The hexose-deficient yeast EBY.VW4000 has been used in many studies to verify whether sugar transporters have hexose transport activity [52,53]. In this study, we used this method to determine whether some N. lugens sugar transporters have glucose and fructose transport activities, such as NlST4, 28, and 31. They are highly expressed in gut tissue and may be involved in moving glucose and fructose from high concentrations in the gut lumen to low concentrations in the hemolymph, such as ApST3 [45] and ApST4 [11]. Sugar transporters belong to the major facilitator superfamily (MFS) [45]. MFS transporters function as either facilitative transporters or secondary active transporters. Facilitator transporters facilitate passive solute transport across membranes by moving the solute along its concentration gradient without expending energy [54]. ApST4 is a facilitative hexose transporter, which is concentration dependent [11]. However, it is not clear whether NlST4, 28, and 31 in N. lugens depend on concentration. Therefore, further studies will include functional complementation assays and uptake experiments in EBY.VW4000 yeast cells.

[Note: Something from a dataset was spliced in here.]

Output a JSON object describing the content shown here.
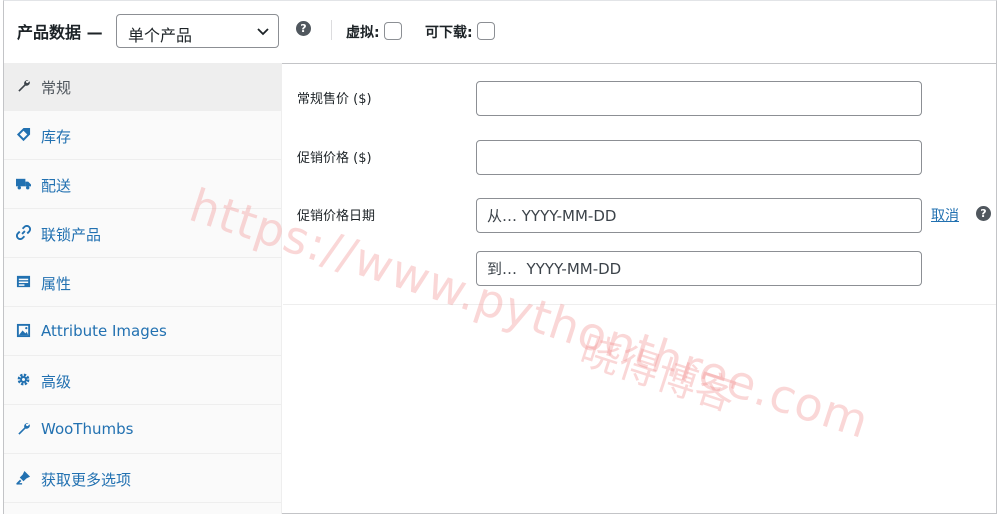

RNAi played a major role in advances in insect biology [55]. Injection of dsRNA [56], feeding dsRNA [57,58], or spraying dsRNA [59] induces efficient RNAi in N. lugens. So, more precise targets in N. lugens need to be identified and characterized. In our study, NlST4, 28, and 31 were expressed highly in the gut and may be the potential targets of RNAi. Our findings will help to improve the design of effective resistance management strategies to control N. lugens in agriculture.